Le melodie delle sue canzoni sono straordinarie e la sua voce si sposa perfettamente con le note che escono dal pianoforte. Le due canzoni più famose dell’album sono Riverside e Just So entrambi piuttosto orecchiabili. Tre tracce sono esclusivamente strumentali ovvero Falling, Catching, Louretta e Wallflower. Le atmosfere dell’album sono delicate, sognanti ma anche un po’ oscure come in Riverside. I testi sono altrettanto misteriosi e allegorici ma pieni di fascino. Questo per ora è il suo primo e unico album ma Agnes ha dichiarato di essere al lavoro su nuove canzoni.

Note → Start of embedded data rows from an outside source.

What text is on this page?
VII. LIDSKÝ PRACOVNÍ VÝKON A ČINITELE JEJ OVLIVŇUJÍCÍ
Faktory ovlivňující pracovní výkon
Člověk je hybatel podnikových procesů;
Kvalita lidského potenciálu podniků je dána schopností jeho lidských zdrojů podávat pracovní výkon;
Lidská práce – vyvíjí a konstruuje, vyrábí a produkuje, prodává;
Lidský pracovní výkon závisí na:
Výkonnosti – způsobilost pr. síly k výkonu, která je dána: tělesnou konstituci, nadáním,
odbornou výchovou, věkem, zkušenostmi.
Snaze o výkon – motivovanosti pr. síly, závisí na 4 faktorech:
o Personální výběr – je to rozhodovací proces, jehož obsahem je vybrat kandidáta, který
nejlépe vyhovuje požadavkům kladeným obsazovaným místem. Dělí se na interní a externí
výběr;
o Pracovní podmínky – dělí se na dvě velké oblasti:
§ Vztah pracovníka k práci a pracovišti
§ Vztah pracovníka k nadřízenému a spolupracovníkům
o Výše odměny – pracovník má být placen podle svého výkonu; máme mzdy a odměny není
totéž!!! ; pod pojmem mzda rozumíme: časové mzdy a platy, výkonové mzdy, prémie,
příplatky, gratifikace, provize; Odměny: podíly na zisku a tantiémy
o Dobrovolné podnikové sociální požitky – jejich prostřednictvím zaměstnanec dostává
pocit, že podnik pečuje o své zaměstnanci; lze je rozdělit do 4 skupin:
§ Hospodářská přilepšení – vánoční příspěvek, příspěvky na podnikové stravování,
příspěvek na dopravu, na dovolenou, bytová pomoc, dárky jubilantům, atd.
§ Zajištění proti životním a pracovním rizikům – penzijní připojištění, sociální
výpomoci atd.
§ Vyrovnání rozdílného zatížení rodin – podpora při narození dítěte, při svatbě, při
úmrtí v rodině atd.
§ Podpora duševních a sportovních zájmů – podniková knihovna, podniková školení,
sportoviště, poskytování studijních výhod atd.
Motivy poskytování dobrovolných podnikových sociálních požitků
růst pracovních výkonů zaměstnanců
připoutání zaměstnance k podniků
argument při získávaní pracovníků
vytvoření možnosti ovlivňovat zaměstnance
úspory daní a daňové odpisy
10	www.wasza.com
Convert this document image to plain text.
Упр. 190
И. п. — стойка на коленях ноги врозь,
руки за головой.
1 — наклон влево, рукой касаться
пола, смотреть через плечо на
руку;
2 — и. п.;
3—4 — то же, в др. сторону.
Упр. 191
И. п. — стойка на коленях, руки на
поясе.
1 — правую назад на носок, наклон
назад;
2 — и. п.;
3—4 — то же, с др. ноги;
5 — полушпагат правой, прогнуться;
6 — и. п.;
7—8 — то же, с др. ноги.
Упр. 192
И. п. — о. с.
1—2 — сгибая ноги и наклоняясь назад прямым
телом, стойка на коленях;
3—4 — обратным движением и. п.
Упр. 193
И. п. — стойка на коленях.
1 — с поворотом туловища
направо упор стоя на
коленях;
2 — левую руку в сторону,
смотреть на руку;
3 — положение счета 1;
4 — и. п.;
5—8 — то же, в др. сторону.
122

L’atmosfera che circonda l’album è stata sicuramente la caratteristica che mi ha colpito di più delle canzoni della cantautrice danese e da tempo cercavo delle belle canzoni “piano e voce” che non fossero troppo classiche. Agnes Obel è sicuramente riuscita a creare quel mix tra classico e pop-folk che mi piace. L’album Philharmonics è consigliato a chi vuole ascoltare musica di qualità ma con un pizzico di pop, senza esagerare.

Agnes Obel
Agnes Obel

Smith & Burrows per Natale

Smith & Burrows - Funny Looking Angels
Smith & Burrows - Funny Looking Angels

Non ho mai trovato gli album natalizi particolarmente interessanti. Ma si da il caso che questa è una collaborazione particolare e la considero un’eccezione. Infatti Tom Smith, voce degli Editors, e Andy Burrows, batterista e voce di vari gruppi tra i quali We Are Scientists e Razorlight, formano un gruppo, semplicemente Smith & Burrows. Forse chimarlo gruppo non è corretto, non solo perchè sono in due, ma semplicemente perchè si tratta di una collaborazione. L’album nasce dall’idea di reinterpretare alcune canzoni a sfondo natalizio con qualche inedito. Tra le cover c’è  Only You degli Yazoo, Wonderful Life di Black e per finire The Christmas Song con Agnes Obel. Alla fine del post, il singolo omonimo dell’album che uscirà il 28 novembre.

A proposito di Tom Smith, il nuovo lavoro degli Editors pare verrà registrato tra gennaio e marzo, dunque è probabile che vedrà la luce nell’estate del 2012.

Intanto la tracklist dell’ultima fatica dei Wintersleep sta per essere resa nota e non mancherò di riportarla.